Sunday, April 24, 2016

Commonplace book - Coleridge yet again

Coleridge referred to antimnemonics, which were things that made your memory worse:

the habit of perusing periodical works may be properly added to Averroes'* catalogue of Anti-mnemonics, or weakeners of the memory…..

*Ex. gr. Pedicalos e capillis excerptos in arenam jarere incontusos; eating of unripe fruit; gazing on the clouds, and (in genere) on moveable things suspended in the air; man's delirium, riding among a multitude of camels; frequent laughter; listening to a series of Jests and humorous anecdotes, as when (so to modernize the learned Saracen's meaning) therefore transfer this species of amusement, one man's droll story of an Irishman inevitably occasions another's droll story of a Scotchman, which again by the same sort of conjunction disjunctive leads to some etourderie  of a Welshman, and that again to some sly hit of a Yorkshireman ; the habit of reading tomb-stones in church-yards, &c..

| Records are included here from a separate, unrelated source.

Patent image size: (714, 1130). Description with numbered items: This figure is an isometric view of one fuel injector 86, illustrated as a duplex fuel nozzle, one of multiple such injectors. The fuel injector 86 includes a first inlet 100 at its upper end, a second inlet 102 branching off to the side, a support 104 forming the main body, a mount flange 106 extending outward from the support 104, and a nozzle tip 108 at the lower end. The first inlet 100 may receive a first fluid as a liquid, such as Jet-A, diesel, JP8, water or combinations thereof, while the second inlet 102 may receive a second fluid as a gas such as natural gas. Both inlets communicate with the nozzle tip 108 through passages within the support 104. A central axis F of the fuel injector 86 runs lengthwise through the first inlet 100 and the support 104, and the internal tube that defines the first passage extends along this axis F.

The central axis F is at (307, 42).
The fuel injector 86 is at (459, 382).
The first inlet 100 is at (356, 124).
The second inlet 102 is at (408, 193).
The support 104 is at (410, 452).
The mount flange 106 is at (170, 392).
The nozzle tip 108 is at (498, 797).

Reading tombstones?  That’s worrying:  walking in graveyards is one of Rose’s favourite hobbies.  That’s one of the reasons why we liked Syracuse so much; wonderful, wonderful graveyards, one of the best we’ve seen anywhere.

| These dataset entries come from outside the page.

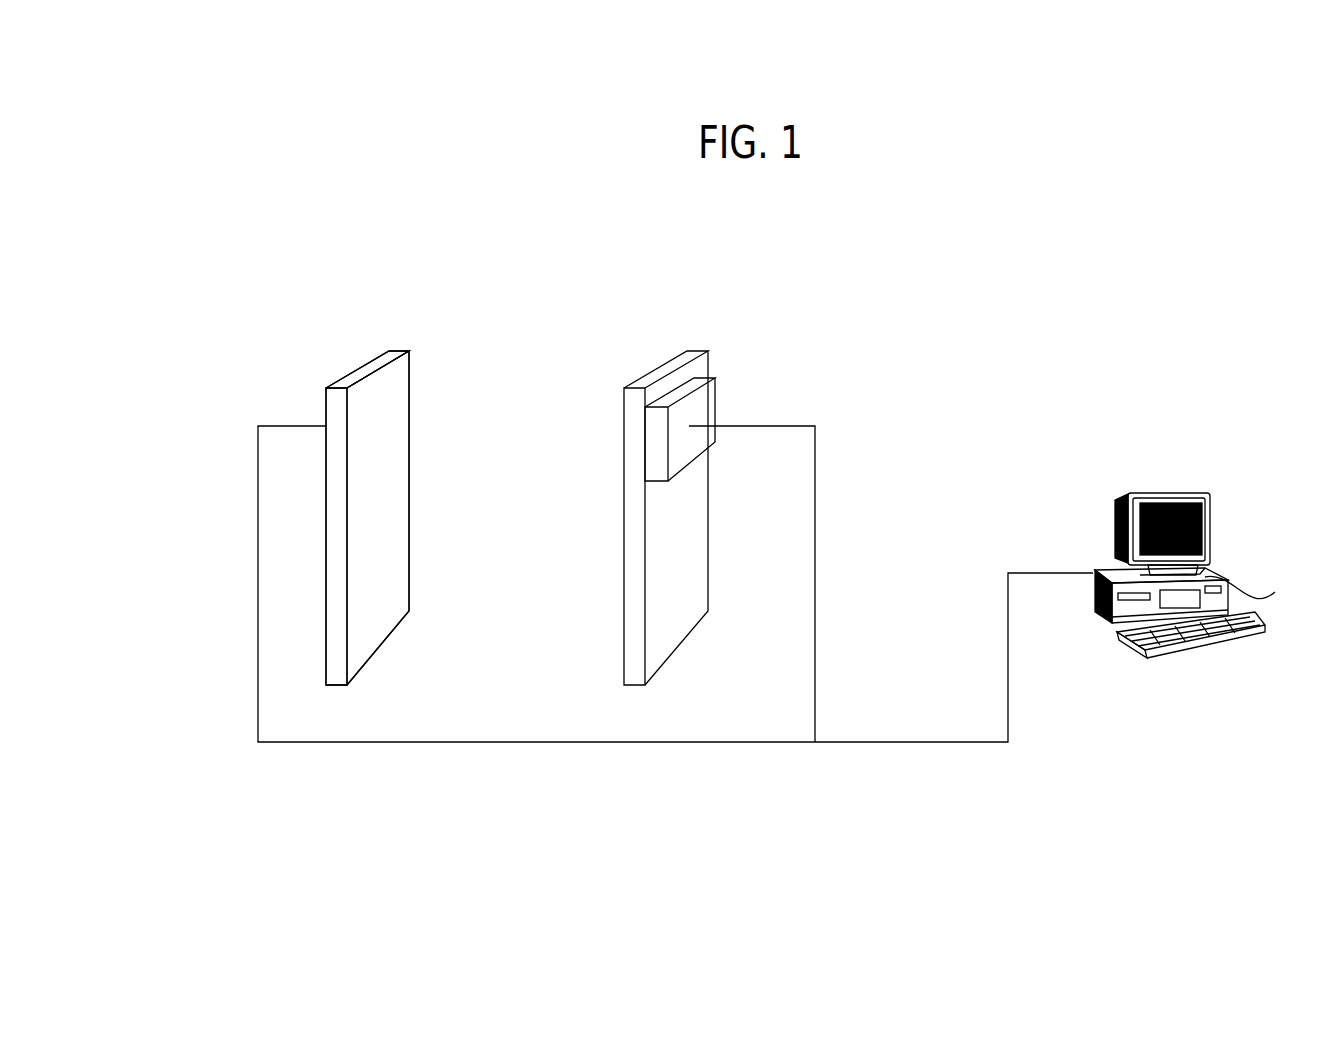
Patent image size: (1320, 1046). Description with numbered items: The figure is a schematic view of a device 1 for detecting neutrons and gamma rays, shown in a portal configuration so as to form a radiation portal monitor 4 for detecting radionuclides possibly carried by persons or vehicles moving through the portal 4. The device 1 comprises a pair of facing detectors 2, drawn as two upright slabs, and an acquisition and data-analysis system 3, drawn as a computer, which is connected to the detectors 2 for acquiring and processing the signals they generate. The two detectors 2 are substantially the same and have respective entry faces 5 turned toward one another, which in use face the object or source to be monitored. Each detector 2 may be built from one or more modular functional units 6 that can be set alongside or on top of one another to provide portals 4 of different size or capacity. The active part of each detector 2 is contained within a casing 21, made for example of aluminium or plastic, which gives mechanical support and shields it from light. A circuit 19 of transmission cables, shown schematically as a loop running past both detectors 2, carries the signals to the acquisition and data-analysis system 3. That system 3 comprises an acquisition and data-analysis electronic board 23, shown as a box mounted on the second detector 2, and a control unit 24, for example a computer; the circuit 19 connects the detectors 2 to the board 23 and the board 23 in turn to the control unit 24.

The device for detecting neutrons and gamma rays 1 is at (158, 312).
The detector 2 is at (338, 467).
The acquisition and data-analysis system 3 is at (1070, 458).
The radiation portal monitor 4 is at (588, 295).
The entry face 5 is at (383, 428).
The modular functional unit 6 is at (400, 388).
The circuit 19 is at (733, 742).
The casing 21 is at (353, 378).
The acquisition and data-analysis electronic board 23 is at (700, 407).
The control unit 24 is at (1255, 581).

Though, checking online, I see that
Coleridge actually misremembers the source. Not Averroes, a Muslim Aristotelian, but Burhan al-Din, as translated by Jean Baptiste de Boyer, Kabbalistische Briefe (8 vols)--James Engell & W. Jackson Bate

Wouldn’t want to mislead you.

Commonplace book - Coleridge

For as to the devotees of the circulating libraries, I dare not compliment their pass−time, or rather killtime, with the name of reading. Call it rather a sort of beggarly daydreaming, during which the mind of the dreamer furnishes for itself nothing but laziness and a little mawkish sensibility; while the whole materiel and imagery of the doze is supplied ab extra by a sort of mental camera obscura manufactured at the printing office, which pro tempore fixes, reflects and transmits the moving phantasms of one man’s delirium, so as to people the barrenness of an hundred other brains afflicted with the same trance or suspension of all common sense and all definite purpose.We should therefore transfer this species of amusement, (if indeed those can be said to retire a musis, who were never in their company, or relaxation be attributable to those, whose bows are never bent) from the genus, reading, to that comprehensive class characterized by the power of reconciling the two contrary yet co−existing propensities of human nature, namely; indulgence of sloth, and hatred of vacancy. In addition to novels and tales of chivalry in prose or rhyme, (by which last I mean neither rhythm nor metre) this genus comprizes as its species, gaming, swinging, or swaying on a chair or gate; spitting over a bridge; smoking; snuff−taking; tete-a-tete quarrels after dinner between husband and wife; conning word by word all the advertisements of the daily advertizer in a public house on a rainy day, &c. &c. &c.